We stopped for a sack lunch and a short hike at Box Canyon and met a young couple who was just finishing up their 11-day hike on the Wonderland Trail.  The Wonderland Trail is a 93 mile trail that circumnavigates Mount Rainier.  It is a very strenuous hike over rugged terrain, elevation gains and losses daily, and is not for the faint of heart.  We tipped our hats to this young couple who were anxious to have a hot shower and a big juicy steak!

Our travels next took us to the Grove of the Patriarchs Trail, a 1.3 mile loop trail that crosses the Ohanapecosh River to an island of 1,ooo year old Douglas fir and western red cedar trees.  It was like entering an evergreen sanctuary.  Those towering giants enveloped us in a reverent hush.  We found ourselves whispering to each other, as if we were in church.  In a way we were.  Like Anne Shirley says, “The forest was God’s first cathedral.”

Leaving the peace and tranquility of the Grove, we traveled on to the Sunrise Visitor Center up a 10 mile exhilarating, curvy road with hair-pin turns and lots of wiggles.  And it was my day to drive!  YEE-HAW!  We reached the center’s parking lot and planned to do another lengthy hike to end our day, but we hadn’t taken into consideration the 6400 ft elevation.  After huffing and puffing on a short little walk, we realized we needed to back off, sit a while, and enjoy the view.  Mount Rainier again put on a show with the sun beginning to sink behind it.  True, it would have been wiser to start our day at Sunrise and watch Rainier light up with the morning sun, but maybe next time.

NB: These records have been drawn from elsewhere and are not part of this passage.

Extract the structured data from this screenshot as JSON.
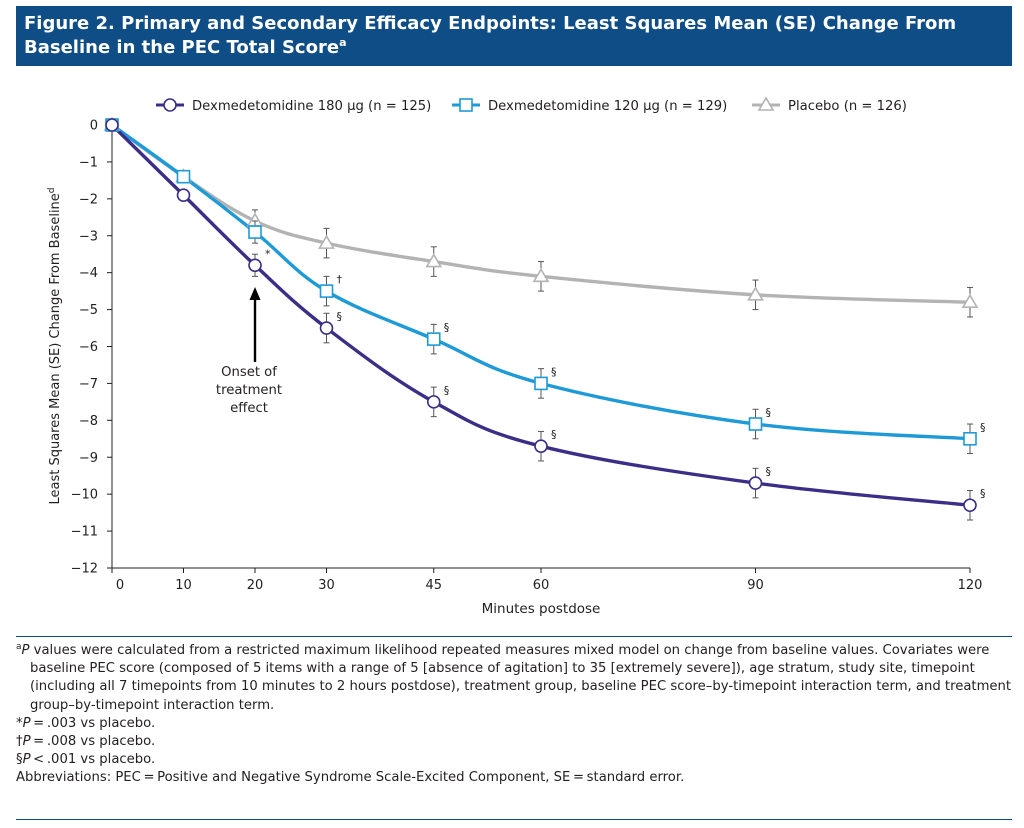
{
  "figure": {
    "title": "Figure 2. Primary and Secondary Efficacy Endpoints: Least Squares Mean (SE) Change From Baseline in the PEC Total Score",
    "title_sup": "a"
  },
  "chart_data": {
    "type": "line",
    "xlabel": "Minutes postdose",
    "ylabel": "Least Squares Mean (SE) Change From Baseline",
    "ylabel_sup": "d",
    "x": [
      0,
      10,
      20,
      30,
      45,
      60,
      90,
      120
    ],
    "x_ticks": [
      "0",
      "10",
      "20",
      "30",
      "45",
      "60",
      "90",
      "120"
    ],
    "y_ticks": [
      "0",
      "−1",
      "−2",
      "−3",
      "−4",
      "−5",
      "−6",
      "−7",
      "−8",
      "−9",
      "−10",
      "−11",
      "−12"
    ],
    "ylim": [
      -12,
      0
    ],
    "grid": false,
    "legend_position": "top",
    "series": [
      {
        "name": "Dexmedetomidine 180 µg (n = 125)",
        "marker": "circle",
        "color": "#3c2e87",
        "values": [
          0,
          -1.9,
          -3.8,
          -5.5,
          -7.5,
          -8.7,
          -9.7,
          -10.3
        ],
        "se": [
          0,
          0.1,
          0.3,
          0.4,
          0.4,
          0.4,
          0.4,
          0.4
        ],
        "annotations": [
          "",
          "",
          "*",
          "§",
          "§",
          "§",
          "§",
          "§"
        ]
      },
      {
        "name": "Dexmedetomidine 120 µg (n = 129)",
        "marker": "square",
        "color": "#1e9ad6",
        "values": [
          0,
          -1.4,
          -2.9,
          -4.5,
          -5.8,
          -7.0,
          -8.1,
          -8.5
        ],
        "se": [
          0,
          0.1,
          0.3,
          0.4,
          0.4,
          0.4,
          0.4,
          0.4
        ],
        "annotations": [
          "",
          "",
          "",
          "†",
          "§",
          "§",
          "§",
          "§"
        ]
      },
      {
        "name": "Placebo (n = 126)",
        "marker": "triangle",
        "color": "#b3b3b3",
        "values": [
          0,
          -1.4,
          -2.6,
          -3.2,
          -3.7,
          -4.1,
          -4.6,
          -4.8
        ],
        "se": [
          0,
          0.1,
          0.3,
          0.4,
          0.4,
          0.4,
          0.4,
          0.4
        ],
        "annotations": [
          "",
          "",
          "",
          "",
          "",
          "",
          "",
          ""
        ]
      }
    ],
    "arrow_annotation": {
      "lines": [
        "Onset of",
        "treatment",
        "effect"
      ],
      "x": 20
    }
  },
  "footnotes": {
    "main_sup": "a",
    "main_p": "P",
    "main_text": " values were calculated from a restricted maximum likelihood repeated measures mixed model on change from baseline values. Covariates were baseline PEC score (composed of 5 items with a range of 5 [absence of agitation] to 35 [extremely severe]), age stratum, study site, timepoint (including all 7 timepoints from 10 minutes to 2 hours postdose), treatment group, baseline PEC score–by-timepoint interaction term, and treatment group–by-timepoint interaction term.",
    "star_symbol": "*",
    "star_p": "P",
    "star_text": " = .003 vs placebo.",
    "dagger_symbol": "†",
    "dagger_p": "P",
    "dagger_text": " = .008 vs placebo.",
    "section_symbol": "§",
    "section_p": "P",
    "section_text": " < .001 vs placebo.",
    "abbreviations": "Abbreviations: PEC = Positive and Negative Syndrome Scale-Excited Component, SE = standard error."
  }
}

The setting sun at Sunrise

We stopped in Enumclaw, a delightful little city with a quaint downtown with several eateries.  We enjoyed a delicious meal at the Historic Mint Restaurant & Alehouse before heading back to the camper at JBLM.

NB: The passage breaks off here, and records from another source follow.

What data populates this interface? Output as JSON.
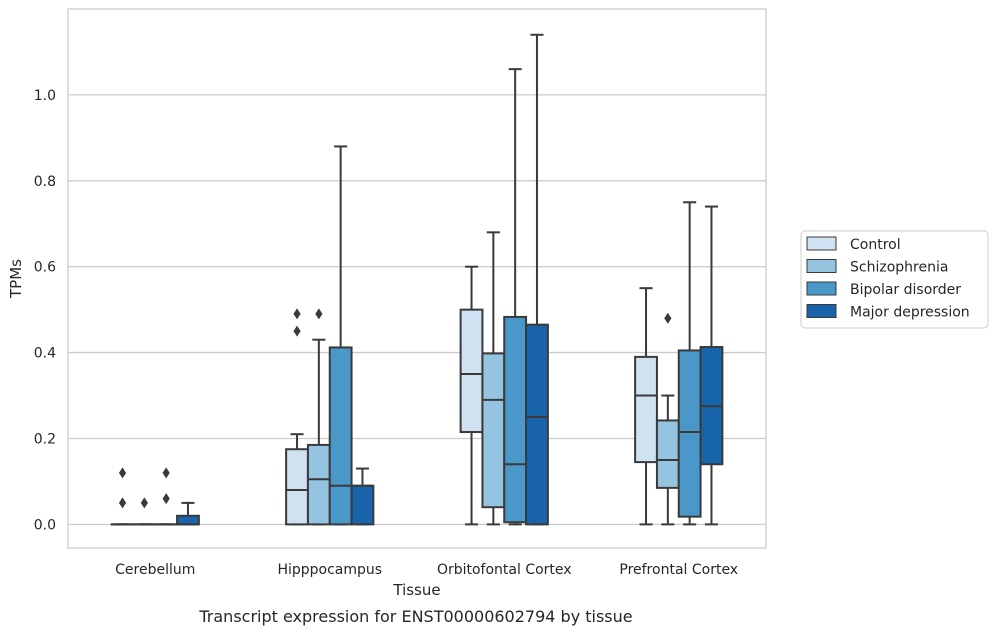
{
  "caption": "Transcript expression for ENST00000602794 by tissue",
  "chart_data": {
    "type": "box",
    "title": "",
    "xlabel": "Tissue",
    "ylabel": "TPMs",
    "categories": [
      "Cerebellum",
      "Hipppocampus",
      "Orbitofontal Cortex",
      "Prefrontal Cortex"
    ],
    "ylim": [
      -0.055,
      1.2
    ],
    "yticks": [
      0.0,
      0.2,
      0.4,
      0.6,
      0.8,
      1.0
    ],
    "ytick_labels": [
      "0.0",
      "0.2",
      "0.4",
      "0.6",
      "0.8",
      "1.0"
    ],
    "grid": "horizontal",
    "legend_position": "right",
    "series": [
      {
        "name": "Control",
        "color": "#d0e1f2",
        "boxes": [
          {
            "whisker_low": 0.0,
            "q1": 0.0,
            "median": 0.0,
            "q3": 0.0,
            "whisker_high": 0.0,
            "outliers": [
              0.12,
              0.05
            ]
          },
          {
            "whisker_low": 0.0,
            "q1": 0.0,
            "median": 0.08,
            "q3": 0.175,
            "whisker_high": 0.21,
            "outliers": [
              0.49,
              0.45
            ]
          },
          {
            "whisker_low": 0.0,
            "q1": 0.215,
            "median": 0.35,
            "q3": 0.5,
            "whisker_high": 0.6,
            "outliers": []
          },
          {
            "whisker_low": 0.0,
            "q1": 0.145,
            "median": 0.3,
            "q3": 0.39,
            "whisker_high": 0.55,
            "outliers": []
          }
        ]
      },
      {
        "name": "Schizophrenia",
        "color": "#94c4df",
        "boxes": [
          {
            "whisker_low": 0.0,
            "q1": 0.0,
            "median": 0.0,
            "q3": 0.0,
            "whisker_high": 0.0,
            "outliers": [
              0.05
            ]
          },
          {
            "whisker_low": 0.0,
            "q1": 0.0,
            "median": 0.105,
            "q3": 0.185,
            "whisker_high": 0.43,
            "outliers": [
              0.49
            ]
          },
          {
            "whisker_low": 0.0,
            "q1": 0.04,
            "median": 0.29,
            "q3": 0.398,
            "whisker_high": 0.68,
            "outliers": []
          },
          {
            "whisker_low": 0.0,
            "q1": 0.085,
            "median": 0.15,
            "q3": 0.242,
            "whisker_high": 0.3,
            "outliers": [
              0.48
            ]
          }
        ]
      },
      {
        "name": "Bipolar disorder",
        "color": "#4a98c9",
        "boxes": [
          {
            "whisker_low": 0.0,
            "q1": 0.0,
            "median": 0.0,
            "q3": 0.0,
            "whisker_high": 0.0,
            "outliers": [
              0.12,
              0.06
            ]
          },
          {
            "whisker_low": 0.0,
            "q1": 0.0,
            "median": 0.09,
            "q3": 0.412,
            "whisker_high": 0.88,
            "outliers": []
          },
          {
            "whisker_low": 0.0,
            "q1": 0.005,
            "median": 0.14,
            "q3": 0.483,
            "whisker_high": 1.06,
            "outliers": []
          },
          {
            "whisker_low": 0.0,
            "q1": 0.018,
            "median": 0.215,
            "q3": 0.405,
            "whisker_high": 0.75,
            "outliers": []
          }
        ]
      },
      {
        "name": "Major depression",
        "color": "#1764ab",
        "boxes": [
          {
            "whisker_low": 0.0,
            "q1": 0.0,
            "median": 0.0,
            "q3": 0.02,
            "whisker_high": 0.05,
            "outliers": []
          },
          {
            "whisker_low": 0.0,
            "q1": 0.0,
            "median": 0.09,
            "q3": 0.09,
            "whisker_high": 0.13,
            "outliers": []
          },
          {
            "whisker_low": 0.0,
            "q1": 0.0,
            "median": 0.25,
            "q3": 0.465,
            "whisker_high": 1.14,
            "outliers": []
          },
          {
            "whisker_low": 0.0,
            "q1": 0.14,
            "median": 0.275,
            "q3": 0.413,
            "whisker_high": 0.74,
            "outliers": []
          }
        ]
      }
    ]
  }
}
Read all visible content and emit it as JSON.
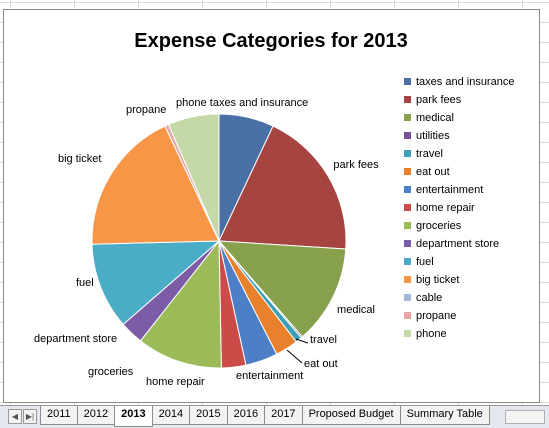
{
  "chart_data": {
    "type": "pie",
    "title": "Expense Categories for 2013",
    "legend_position": "right",
    "slices": [
      {
        "name": "taxes and insurance",
        "value": 7.0,
        "color": "#4a6fa5"
      },
      {
        "name": "park fees",
        "value": 19.0,
        "color": "#a64442"
      },
      {
        "name": "medical",
        "value": 12.6,
        "color": "#86a04b"
      },
      {
        "name": "utilities",
        "value": 0.2,
        "color": "#6f5393"
      },
      {
        "name": "travel",
        "value": 0.8,
        "color": "#3c9fb5"
      },
      {
        "name": "eat out",
        "value": 2.9,
        "color": "#e9802c"
      },
      {
        "name": "entertainment",
        "value": 4.1,
        "color": "#4d7fc7"
      },
      {
        "name": "home repair",
        "value": 3.1,
        "color": "#cc4a47"
      },
      {
        "name": "groceries",
        "value": 10.9,
        "color": "#9bbb59"
      },
      {
        "name": "department store",
        "value": 3.0,
        "color": "#7c5ca6"
      },
      {
        "name": "fuel",
        "value": 11.0,
        "color": "#4bacc6"
      },
      {
        "name": "big ticket",
        "value": 18.4,
        "color": "#f79646"
      },
      {
        "name": "cable",
        "value": 0.0,
        "color": "#a4b8dc"
      },
      {
        "name": "propane",
        "value": 0.5,
        "color": "#e6a8a6"
      },
      {
        "name": "phone",
        "value": 6.5,
        "color": "#c4d8a8"
      }
    ]
  },
  "tabs": [
    {
      "label": "2011",
      "active": false
    },
    {
      "label": "2012",
      "active": false
    },
    {
      "label": "2013",
      "active": true
    },
    {
      "label": "2014",
      "active": false
    },
    {
      "label": "2015",
      "active": false
    },
    {
      "label": "2016",
      "active": false
    },
    {
      "label": "2017",
      "active": false
    },
    {
      "label": "Proposed Budget",
      "active": false
    },
    {
      "label": "Summary Table",
      "active": false
    }
  ],
  "nav": {
    "prev_glyph": "◀",
    "last_glyph": "▶|"
  }
}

Mount Rainier National Park truly is the gem of the Pacific Northwest.  With its proximity to such a major metropolitan area, it is a mecca for those pursuing some outdoor activity.  Miles upon miles of hiking trails, ranger-led programs, camping, and mountain climbing, as well as, winter time activities such as skiing, sledding, and snowshoeing provide the basis for much memory making.

Rainier boasts 3 established campgrounds within the park.  They are all primitive sites (no hookups).  They do have water and 2 have dump stations and are best suited for tent campers or for small size RV’s or trailers.

Of course, the big attraction and the ultimate aim of most folks who look at Rainier on a daily basis is to reach the summit.  It is a lofty and challenging goal.  Over 10,000 people attempt it each year with only about 4,000 actually making it to the top.  Three of our sons climbed it the summer before.  Talk about stressful for us as parents!  But it wasn’t until we were there in the shadow of Rainier that we kept asking ourselves, “What was wrong with those three knuckleheads???  Did they realize how high that was???  They’re lucky they weren’t killed!!!”  Another instance where ignorance is bliss!

boys on rainier
The Houk boys conquer Rainier

If you are in the Pacific Northwest, a trip to Rainier is well worth your time.  You don’t have to be an avid hiker to enjoy the splendor and majesty of this mountain and the surrounding landscape.  It is truly a feast for the eyes.